Solving Peg Solitaire with DFS. I use depth-first search to generate moves and find a solution.
Code can be run in the main method of the RunGame class.
To save memory, I encoded the gameboards into a long, where the last 33 bits of the long each represent whether or not the corresponding slot has a peg in it. I had to use a long because I needed 33 bits, and the next best was an int with 32 bits. At this point, you might be thinking, why didn't you just use an array of 33 booleans? This surprisingly uses more space: a Java array object needs 32 bits to store its address and another 32 to hold its length. This would result in 97 bits per game board as opposed to 64 bits for the long. This means that my encoding algorithm decreases the memory required to solve this problem by ~34%! I may receive a Nobel Peace Prize for this, so if you have trouble contacting me, its probably because I'm in a press conference explaining this accomplishment. See the method generateCode in the Node class for how I did this. I then had to make a method to convert the encoded long into an easily indexed grid representation. This allowed me to efficiently find all of the next possible moves and print out the board state if needed. Basically, I created a system that converts the game board to a low-memory use version for solution storage. Then, I built a function that converts it to a higher memory version to make it easy to display the board and generate the next possible moves. I came up with the idea of encoding board states because my programming had runtime errors from running out of stack space and couldn't reach the solution. I was worried that meant I would have to store paths on my disk, but this fix made that unnecessary.
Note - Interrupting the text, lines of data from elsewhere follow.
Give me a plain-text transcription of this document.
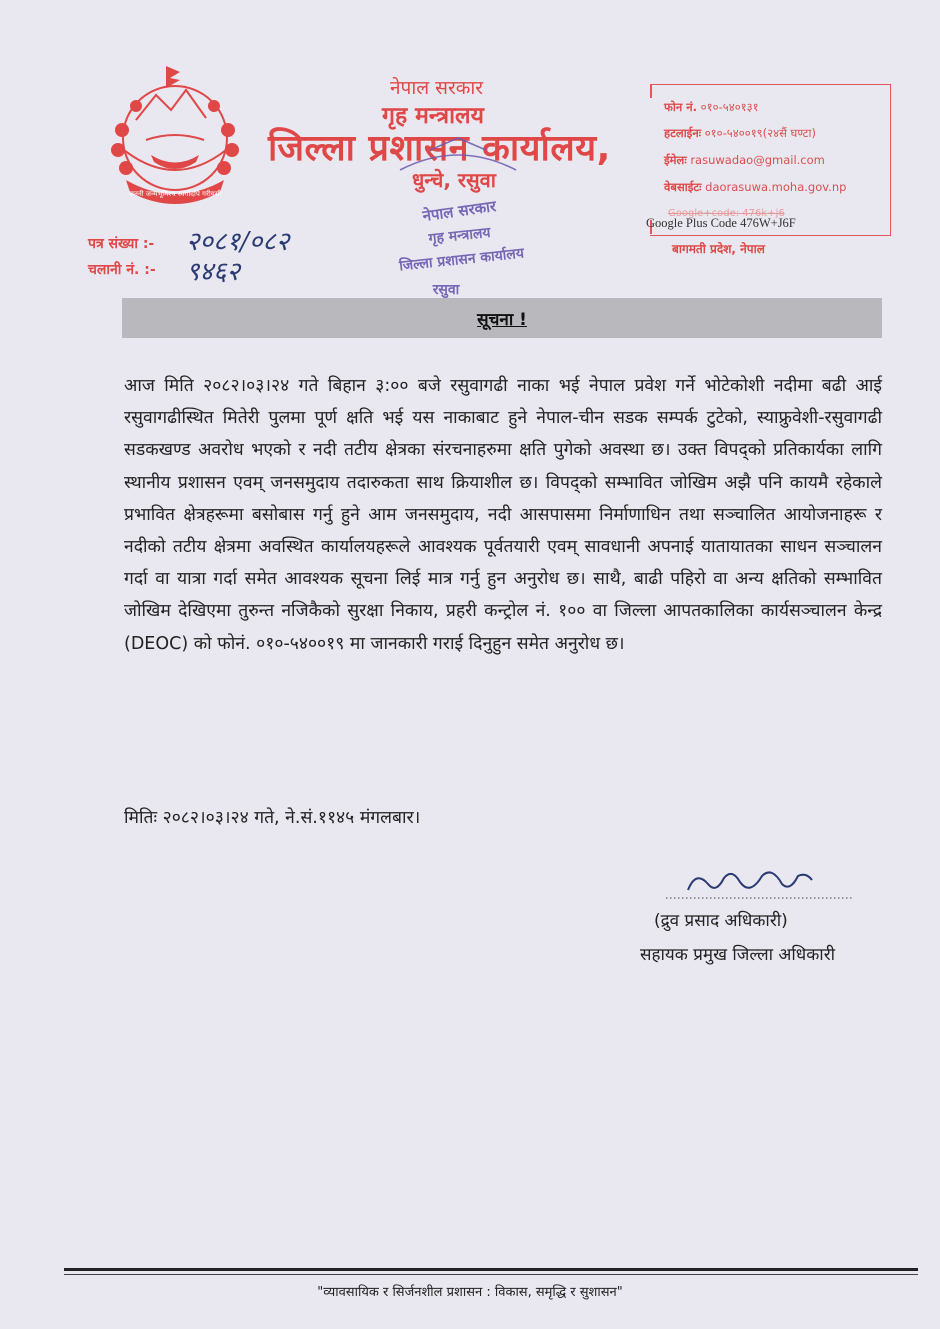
जननी जन्मभूमिश्च स्वर्गादपि गरीयसी
नेपाल सरकार
गृह मन्त्रालय
जिल्ला प्रशासन कार्यालय,
धुन्चे, रसुवा
फोन नं. ०१०-५४०१३१
हटलाईनः ०१०-५४००१९(२४सैं घण्टा)
ईमेलः rasuwadao@gmail.com
वेबसाईटः daorasuwa.moha.gov.np
Google+code: 476k+j6
Google Plus Code 476W+J6F
बागमती प्रदेश, नेपाल
पत्र संख्या :- २०८१/०८२
चलानी नं. :- ९४६२
नेपाल सरकार
गृह मन्त्रालय
जिल्ला प्रशासन कार्यालय
रसुवा
सूचना !
आज मिति २०८२।०३।२४ गते बिहान ३:०० बजे रसुवागढी नाका भई नेपाल प्रवेश गर्ने भोटेकोशी नदीमा बढी आई रसुवागढीस्थित मितेरी पुलमा पूर्ण क्षति भई यस नाकाबाट हुने नेपाल-चीन सडक सम्पर्क टुटेको, स्याफ्रुवेशी-रसुवागढी सडकखण्ड अवरोध भएको र नदी तटीय क्षेत्रका संरचनाहरुमा क्षति पुगेको अवस्था छ। उक्त विपद्को प्रतिकार्यका लागि स्थानीय प्रशासन एवम् जनसमुदाय तदारुकता साथ क्रियाशील छ। विपद्को सम्भावित जोखिम अझै पनि कायमै रहेकाले प्रभावित क्षेत्रहरूमा बसोबास गर्नु हुने आम जनसमुदाय, नदी आसपासमा निर्माणाधिन तथा सञ्चालित आयोजनाहरू र नदीको तटीय क्षेत्रमा अवस्थित कार्यालयहरूले आवश्यक पूर्वतयारी एवम् सावधानी अपनाई यातायातका साधन सञ्चालन गर्दा वा यात्रा गर्दा समेत आवश्यक सूचना लिई मात्र गर्नु हुन अनुरोध छ। साथै, बाढी पहिरो वा अन्य क्षतिको सम्भावित जोखिम देखिएमा तुरुन्त नजिकैको सुरक्षा निकाय, प्रहरी कन्ट्रोल नं. १०० वा जिल्ला आपतकालिका कार्यसञ्चालन केन्द्र (DEOC) को फोनं. ०१०-५४००१९ मा जानकारी गराई दिनुहुन समेत अनुरोध छ।
मितिः २०८२।०३।२४ गते, ने.सं.११४५ मंगलबार।
(द्रुव प्रसाद अधिकारी)
सहायक प्रमुख जिल्ला अधिकारी
"व्यावसायिक र सिर्जनशील प्रशासन : विकास, समृद्धि र सुशासन"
Because I would have to check every peg position to find the possible moves, the algorithm for generating the next moves could not be done faster than O(n). Consequently, I was okay with adding two O(n) conversions to this process because that would not change the O(n) runtime and save space in my computer's stack.
Encoding my gameboards into longs allowed me to compare two gameboards in O(1) time. This was super handy because I could perform O(1) checks to eliminate redundant paths (path pruning) and save even more memory.
I used map<child code, parent code> to store the paths. The hardest part of the problem was figuring out how to represent the board to store it and search it efficiently. In particular, making an algorithm that can read the board as a human does and then find what possible jumps can be made took a lot of thinking.